Llegué a este lugar con sólo 25 años de edad, luego de graduarme
en la antigua Unión Soviética de ingeniero químico en la
especialidad de Tecnología en refinación de petróleo, precisamente
en respuesta a un llamado hecho por la Unión de Jóvenes Comunistas.
Vine con múltiples motivaciones, entre ellas la de trabajar en una
obra de choque de la Juventud y el sueño de ver salir algún día el
humo por la incipiente chimenea, recuerda Luis.
"Siempre tuve la corazonada de que más temprano que tarde las
palabras de Fidel relacionadas con el futuro del polo petroquímico
se harían realidad —asegura García— por eso otros de los grandes
momentos en mi vida fue cuando se prendió el primer horno en la
víspera de la inauguración oficial hecha por los presidentes de
Venezuela, Hugo Chávez, y de Cuba, Raúl Castro, tras la
rehabilitación tecnológica de la planta, bajo las banderas de la
Alternativa Bolivariana para las Américas".
A lo largo de la historia de la Refinería Camilo Cienfuegos ha
sido representativa la presencia de los jóvenes, tanto en la fuerza
técnica y profesional, como en la de dirigentes y sus reservas. La
existencia aquí de un Comité de la UJC y siete organizaciones de
base, que agrupan a 56 militantes de la Juventud, habla de la fuerza
política entre el universo juvenil de la entidad.

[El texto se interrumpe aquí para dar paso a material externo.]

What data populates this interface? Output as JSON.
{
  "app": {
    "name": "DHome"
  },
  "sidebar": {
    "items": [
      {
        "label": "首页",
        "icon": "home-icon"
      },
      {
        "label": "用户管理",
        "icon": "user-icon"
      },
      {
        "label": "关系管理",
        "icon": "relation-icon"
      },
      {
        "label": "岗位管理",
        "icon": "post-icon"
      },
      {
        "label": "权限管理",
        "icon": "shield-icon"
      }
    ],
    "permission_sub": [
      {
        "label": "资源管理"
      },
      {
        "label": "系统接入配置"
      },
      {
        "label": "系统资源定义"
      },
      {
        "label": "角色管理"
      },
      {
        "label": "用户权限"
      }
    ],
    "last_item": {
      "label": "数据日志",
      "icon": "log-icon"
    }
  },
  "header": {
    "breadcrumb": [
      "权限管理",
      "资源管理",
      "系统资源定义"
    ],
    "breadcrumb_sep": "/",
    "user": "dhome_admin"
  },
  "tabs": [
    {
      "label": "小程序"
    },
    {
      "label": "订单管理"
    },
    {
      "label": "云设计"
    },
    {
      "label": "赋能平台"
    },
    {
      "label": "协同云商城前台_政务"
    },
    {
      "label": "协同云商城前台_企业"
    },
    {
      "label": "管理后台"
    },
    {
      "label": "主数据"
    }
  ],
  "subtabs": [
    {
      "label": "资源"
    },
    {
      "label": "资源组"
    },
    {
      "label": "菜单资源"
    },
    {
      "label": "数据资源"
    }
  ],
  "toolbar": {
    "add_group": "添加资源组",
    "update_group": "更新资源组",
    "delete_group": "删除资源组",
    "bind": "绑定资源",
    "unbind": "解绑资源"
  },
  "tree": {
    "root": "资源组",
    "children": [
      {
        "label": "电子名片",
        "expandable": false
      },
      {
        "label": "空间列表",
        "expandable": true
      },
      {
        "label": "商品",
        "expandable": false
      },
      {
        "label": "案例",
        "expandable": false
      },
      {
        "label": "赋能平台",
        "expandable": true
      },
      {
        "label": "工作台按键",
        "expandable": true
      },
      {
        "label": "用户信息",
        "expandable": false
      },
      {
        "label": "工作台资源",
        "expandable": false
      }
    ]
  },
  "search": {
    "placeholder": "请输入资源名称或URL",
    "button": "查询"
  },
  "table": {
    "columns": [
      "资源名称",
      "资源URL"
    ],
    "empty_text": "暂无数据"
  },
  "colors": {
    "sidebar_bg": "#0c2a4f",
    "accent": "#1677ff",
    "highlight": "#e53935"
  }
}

"A la efeméride —explicó García López— arribamos con el
cumplimiento de todos los planes de producción del trimestre. Hasta
el 31 de marzo se habían corrido alrededor de 3 844 290 barriles de
crudo y entre las novedades más importantes estuvo el comienzo de la
refinación catalítica que nos permitió los primeros volúmenes de
gasolina y la obtuvimos con un impresionante indicador de 95 a 98
octanaje".
Junto a otro joven, Yaibel Delgado, operador B en la Planta de
Proceso, recorrimos la instalación. Además de la pulcritud y
organización observadas en las diferentes áreas del bien llamado
corazón de la refinería, salta a la vista el número de jóvenes que,
enfundados en overoles azules, no pierden ni un minuto en algo ajeno
a su labor.
Estos muchachos —señaló Yaibel— están preparándose aquí mismo a
pie de industria y constituyen la principal cantera de fuerza
calificada que mantendrá la vitalidad de la planta.